Ryan Stevens, 31, has two law enforcement degrees and a dream – to become a police officer. But the Richfield man also has tattoos on his arms, and that ink disqualified him and five others from jobs with the Hennepin County Sheriff's Office in a recent round of hiring, the Star Tribune reports.
Sheriff Rich Stanek's two-year-old policy that limits tattoo visibility on new hires runs counter to a trend among some employers to be more forgiving of body art, which has become more popular with young adults, the newspaper reports.

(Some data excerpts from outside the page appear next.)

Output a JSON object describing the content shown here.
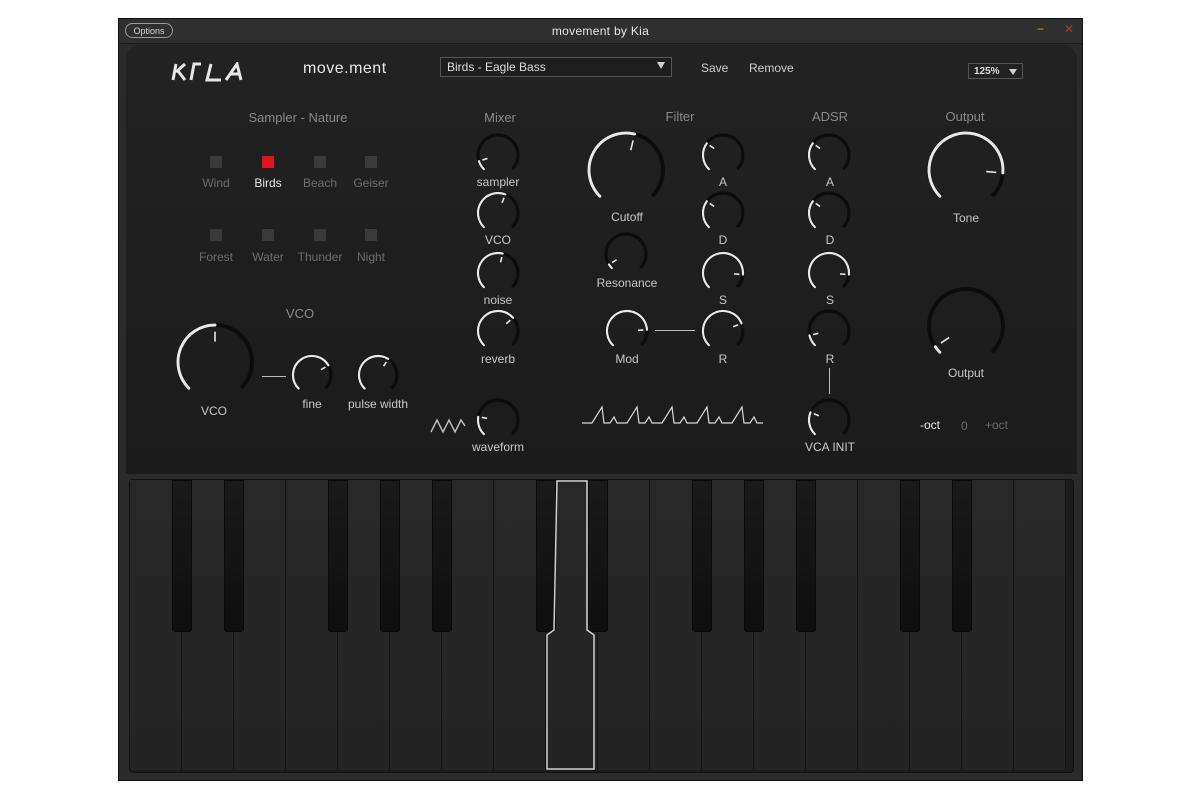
{
  "window": {
    "title": "movement by Kia",
    "options_label": "Options",
    "minimize_glyph": "−",
    "close_glyph": "✕"
  },
  "header": {
    "brand_logo": "KIA",
    "app_name": "move.ment",
    "preset": "Birds - Eagle Bass",
    "save_label": "Save",
    "remove_label": "Remove",
    "zoom": "125%"
  },
  "sampler": {
    "title": "Sampler - Nature",
    "items": [
      {
        "label": "Wind",
        "active": false
      },
      {
        "label": "Birds",
        "active": true
      },
      {
        "label": "Beach",
        "active": false
      },
      {
        "label": "Geiser",
        "active": false
      },
      {
        "label": "Forest",
        "active": false
      },
      {
        "label": "Water",
        "active": false
      },
      {
        "label": "Thunder",
        "active": false
      },
      {
        "label": "Night",
        "active": false
      }
    ]
  },
  "vco": {
    "title": "VCO",
    "vco_label": "VCO",
    "fine_label": "fine",
    "pulse_label": "pulse width"
  },
  "mixer": {
    "title": "Mixer",
    "sampler": "sampler",
    "vco": "VCO",
    "noise": "noise",
    "reverb": "reverb",
    "waveform": "waveform"
  },
  "filter": {
    "title": "Filter",
    "cutoff": "Cutoff",
    "resonance": "Resonance",
    "mod": "Mod",
    "a": "A",
    "d": "D",
    "s": "S",
    "r": "R"
  },
  "adsr": {
    "title": "ADSR",
    "a": "A",
    "d": "D",
    "s": "S",
    "r": "R",
    "vca_init": "VCA INIT"
  },
  "output": {
    "title": "Output",
    "tone": "Tone",
    "output": "Output",
    "oct_down": "-oct",
    "oct_value": "0",
    "oct_up": "+oct"
  },
  "colors": {
    "accent_red": "#e0141e",
    "panel": "#1e1e1e",
    "knob_arc": "#e8e8e8"
  },
  "keyboard": {
    "pressed_key": "highlighted key"
  }
}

The issue exposes a generational divide: a 2008 Pew Research Center study revealed that roughly one in three people between ages 18 and 40 have at least one tattoo, the newspaper reports.

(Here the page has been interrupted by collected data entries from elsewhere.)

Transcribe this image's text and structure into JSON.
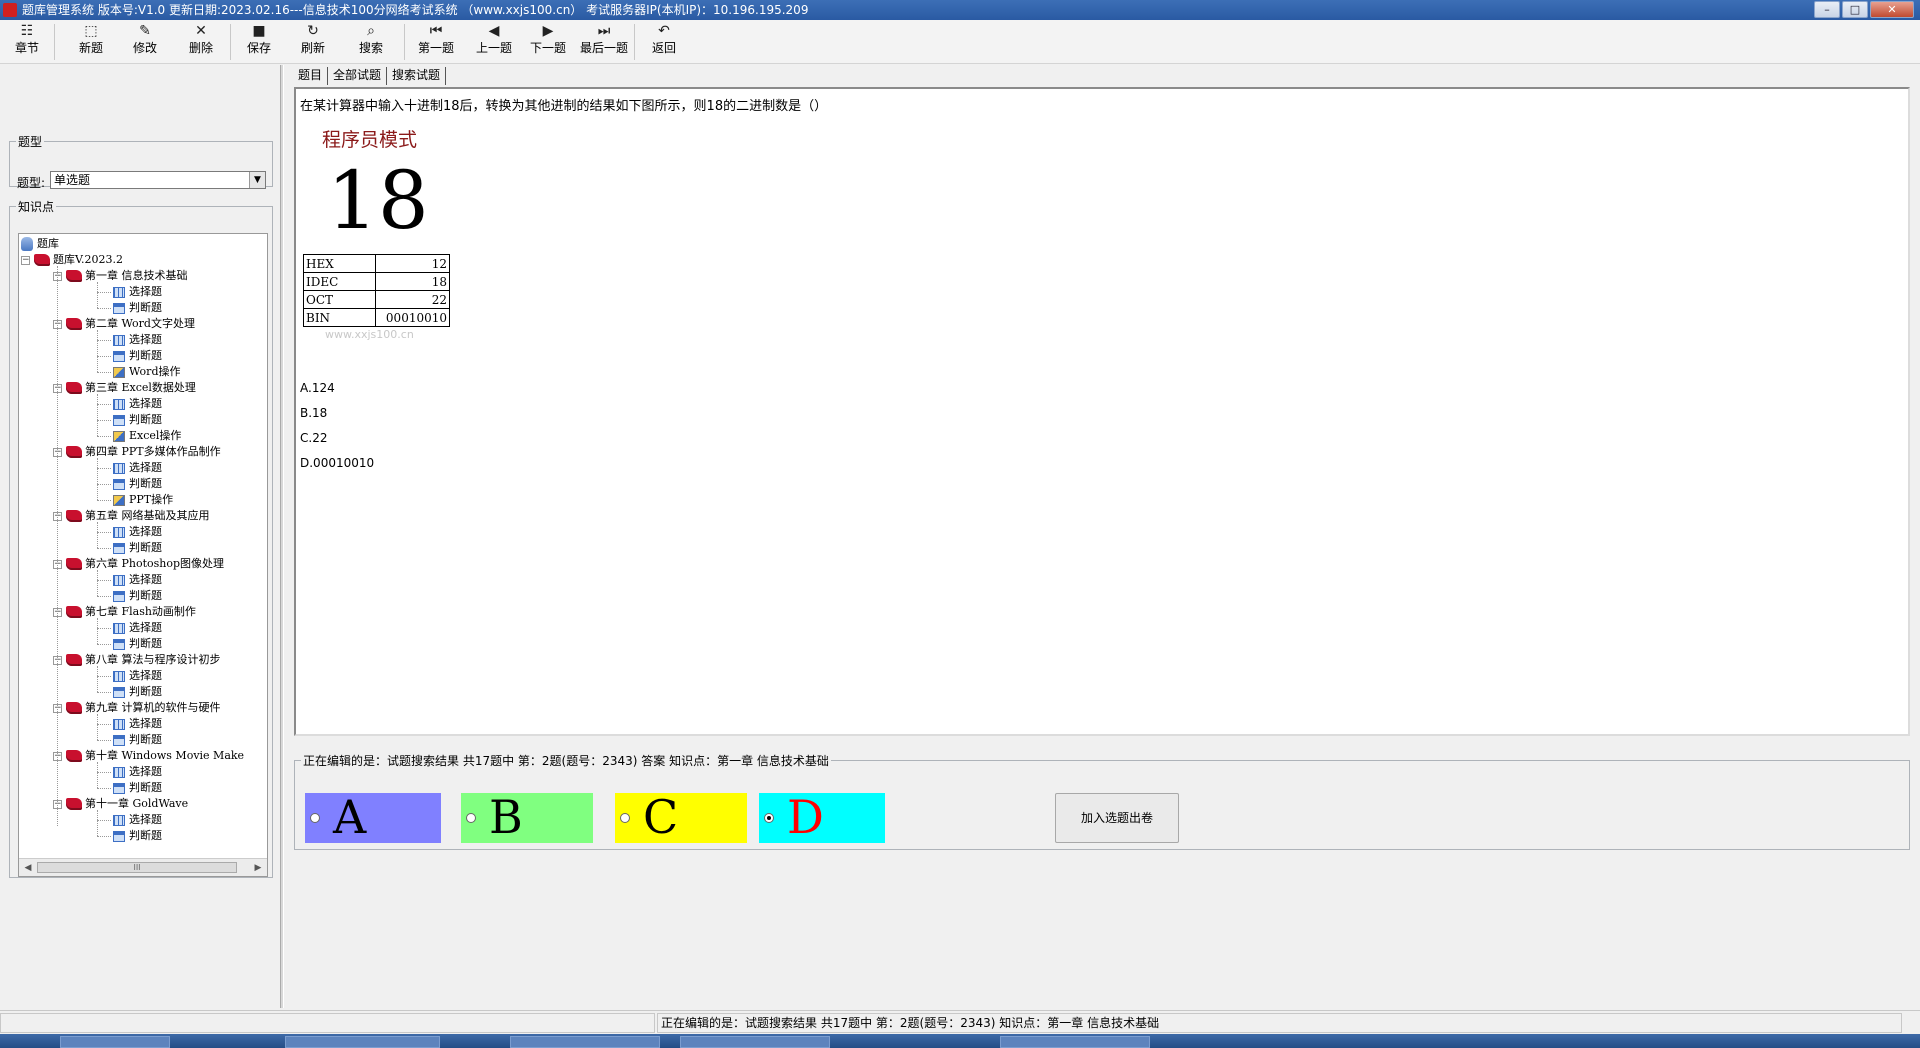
{
  "window": {
    "title": "题库管理系统 版本号:V1.0 更新日期:2023.02.16---信息技术100分网络考试系统 （www.xxjs100.cn） 考试服务器IP(本机IP)：10.196.195.209",
    "controls": [
      "–",
      "□",
      "✕"
    ]
  },
  "toolbar": {
    "buttons": [
      {
        "label": "章节",
        "icon": "chapter-icon",
        "glyph": "☷"
      },
      {
        "label": "新题",
        "icon": "new-question-icon",
        "glyph": "⬚"
      },
      {
        "label": "修改",
        "icon": "edit-icon",
        "glyph": "✎"
      },
      {
        "label": "删除",
        "icon": "delete-icon",
        "glyph": "✕"
      },
      {
        "label": "保存",
        "icon": "save-icon",
        "glyph": "■"
      },
      {
        "label": "刷新",
        "icon": "refresh-icon",
        "glyph": "↻"
      },
      {
        "label": "搜索",
        "icon": "search-icon",
        "glyph": "⌕"
      },
      {
        "label": "第一题",
        "icon": "first-icon",
        "glyph": "⏮"
      },
      {
        "label": "上一题",
        "icon": "prev-icon",
        "glyph": "◀"
      },
      {
        "label": "下一题",
        "icon": "next-icon",
        "glyph": "▶"
      },
      {
        "label": "最后一题",
        "icon": "last-icon",
        "glyph": "⏭"
      },
      {
        "label": "返回",
        "icon": "return-icon",
        "glyph": "↶"
      }
    ]
  },
  "left": {
    "type_group_label": "题型",
    "type_field_label": "题型:",
    "type_selected": "单选题",
    "knowledge_group_label": "知识点",
    "tree": {
      "root": "题库",
      "bank": "题库V.2023.2",
      "chapters": [
        {
          "name": "第一章 信息技术基础",
          "items": [
            "选择题",
            "判断题"
          ]
        },
        {
          "name": "第二章 Word文字处理",
          "items": [
            "选择题",
            "判断题",
            "Word操作"
          ]
        },
        {
          "name": "第三章 Excel数据处理",
          "items": [
            "选择题",
            "判断题",
            "Excel操作"
          ]
        },
        {
          "name": "第四章 PPT多媒体作品制作",
          "items": [
            "选择题",
            "判断题",
            "PPT操作"
          ]
        },
        {
          "name": "第五章 网络基础及其应用",
          "items": [
            "选择题",
            "判断题"
          ]
        },
        {
          "name": "第六章 Photoshop图像处理",
          "items": [
            "选择题",
            "判断题"
          ]
        },
        {
          "name": "第七章 Flash动画制作",
          "items": [
            "选择题",
            "判断题"
          ]
        },
        {
          "name": "第八章 算法与程序设计初步",
          "items": [
            "选择题",
            "判断题"
          ]
        },
        {
          "name": "第九章 计算机的软件与硬件",
          "items": [
            "选择题",
            "判断题"
          ]
        },
        {
          "name": "第十章 Windows Movie Make",
          "items": [
            "选择题",
            "判断题"
          ]
        },
        {
          "name": "第十一章 GoldWave",
          "items": [
            "选择题",
            "判断题"
          ]
        }
      ]
    }
  },
  "tabs": [
    "题目",
    "全部试题",
    "搜索试题"
  ],
  "question": {
    "text": "在某计算器中输入十进制18后，转换为其他进制的结果如下图所示，则18的二进制数是（）",
    "calc_mode": "程序员模式",
    "calc_value": "18",
    "calc_rows": [
      {
        "k": "HEX",
        "v": "12"
      },
      {
        "k": "IDEC",
        "v": "18"
      },
      {
        "k": "OCT",
        "v": "22"
      },
      {
        "k": "BIN",
        "v": "00010010"
      }
    ],
    "watermark": "www.xxjs100.cn",
    "options": [
      "A.124",
      "B.18",
      "C.22",
      "D.00010010"
    ]
  },
  "answer": {
    "legend": "正在编辑的是：试题搜索结果 共17题中  第：2题(题号：2343) 答案 知识点：第一章 信息技术基础",
    "choices": [
      {
        "letter": "A",
        "bg": "#8080ff",
        "color": "#000000",
        "selected": false
      },
      {
        "letter": "B",
        "bg": "#80ff80",
        "color": "#000000",
        "selected": false
      },
      {
        "letter": "C",
        "bg": "#ffff00",
        "color": "#000000",
        "selected": false
      },
      {
        "letter": "D",
        "bg": "#00ffff",
        "color": "#ff0000",
        "selected": true
      }
    ],
    "add_button": "加入选题出卷"
  },
  "status": {
    "text": "正在编辑的是：试题搜索结果 共17题中  第：2题(题号：2343)  知识点：第一章 信息技术基础"
  }
}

USA Today reported last year that about one in five Americans has a tattoo, and that while workplace attitudes may be shifting, there are still employeers who don't want to hire tattooed workers.
A CareerBuilder survey of hiring managers found that tattoos were ranked third among the "personal attributes" that might prevent an employee from getting promoted (behind body piercings and bad breath).
Career coach Meredith Haberfield told Marketplace for a story on the issue that it's best to cover up tattoos in interviews: "Each employer is going to vary from conservative to liberal when it comes to tolerance for their body art, so a good rule is to keep it covered in your interviews and even during your first few weeks in your job until you get a sense for the culture of the workplace."
That wasn't an option for the Hennepin County deputy candidates, who were asked upfront as part of the screening process about tattoos in a section on "grooming," the Star Tribune reports.